The meeting’s resulting action plan was also negatively received by some because it lacks specifics, and simply reinforces established principles and goals. The G20 members emphasized their belief in the importance of free market principles to the global economy and reconfirmed their commitment to reach the Millennium Development Goals, though they did not offer specific plans on how to do so.
The first of the Millennium Development Goals is to eradicate extreme poverty and hunger, specifically to halve the percent of people who suffer from hunger by 2015 (from 1990 levels). Yet in 2008, for the first time in decades, the number of undernourished people actually increased. More discouraging news was reported earlier this month by the Food and Agriculture Organization (FAO) of the UN, in a report that said this year’s financial crisis is likely to cause a decrease in food production and could result in a devastating food crisis as early as 2009.
There are many factors that contribute to a lack of food security, including a worldwide increased demand for food, as well as declining agricultural production in some regions. Small scale farmers may choose to plant less when faced with increased costs of production largely stemming from the use of nitrogen-based fertilizer, an outdated and environmentally degrading technology, that depletes the soil, pollutes nearby bodies of water with its runoff, and increases the amount of greenhouse gases in the atmosphere.
Farmers have seen the price of chemical fertilizer triple since its use first became popularized about 50 years ago alongside other industrial agricultural techniques, in the so-called Green Revolution. At the time it was a remarkable success for increasing yields throughout the world in countries like Mexico and India, and was hailed as a victory of science in the battle against hunger. Nowadays, when it comes to farmers’ expenses, the cost to fertilize a farm is second only to the price of the land.
If we are to avoid a global food crisis, a multidimensional solution is necessary. One part of the solution is combining sustainable practices with modern technology. For example, the GeenSeeker, a computerized sensor that scans a plant’s leaves to evaluate the amount of nitrogen it needs, could stop overfertilization, saving farmers thousands and minimizing harmful byproducts of fertilizer. There must also be large scale policy measures taken, at the national and international level, to remove subsidies for industrialized agriculture and increase sharing of technologies between countries.
While governments can certainly play a role in fostering an environment for a shift to smaller scale, non-environmentally degrading production of food to occur, individuals can also have a lot of power. By choosing organic and locally produced food, people can grow their communities and local economies, and at the same time help the environment.
“Eating local” means eating the food that grows near you and is in season. Doing so decreases carbon emissions by cutting down on the miles food has to travel to get to the consumer, increases diversity of seeds grown, and because local farms are smaller, they are usually tended to by people rather than by chemicals, meaning they do not cause air and water pollution like larger-scale agricultural plots.
Locally produced and consumed goods also help build a sense of community, as families get to know the farmers of their food and build a connection to the land they live on.
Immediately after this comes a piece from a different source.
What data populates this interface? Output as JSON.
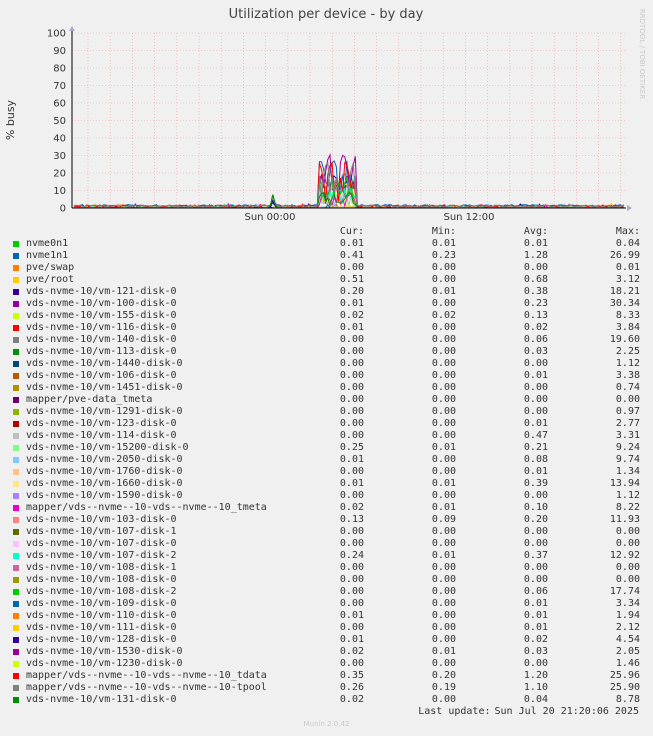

Farmers benefit because they do not have to lose part of their profits to a middle man. Organic food can also help increase the general health of societies because various studies have shown it is more nutritious than its industrially produced counterpart. A presumed better taste of those products would, moreover, make it more appealing to kids and adults alike.
However, since organic food is more labor intensive than conventionally produced food, it is usually more expensive. This difference in price is also partially due to the fact that the demand for organic food is outpacing its production, (supply is low and demand is high). Outdated subsidies for large scale chemical-reliant production which distort the real cost of foods produced in this way, as well as regulations that do not internalize the environmental costs of such large scale production also contribute to the relatively higher price of organic food.
While price will always be an important factor for consumers, there are also social, environmental and health issues at stake. According to Michael Pollan, author of “The Omnivore's Dilemma: A Natural History of Four Meals”, eating is now a political act. What we choose to buy and eat or not buy and not eat is how we cast our vote for the future of the agricultural industry.
As a part of the local food movement, schools and households are being encouraged to grow their own food in small gardens plots using cheap and environmentally sound fertilizers like homemade compost. There are many online resources being developed to promote local eating. One example is the EatWellGuide, a website that allows people to search for organic bakeries, restaurants, farmer’s markets, community supported agriculture (CSA) farms, etc. by location in the USA and Canada, thereby increasing accessibility and awareness of these initiatives.
The local food movement achieves a level of participation unattainable in bureaucratic meetings like that of the G20 this past weekend. Alongside efforts from government and the private sector, and improvements in technology and communication, the local food movement promises to be a key part of the new Green Revolution to secure food availability, quality and sustainability for generations to come.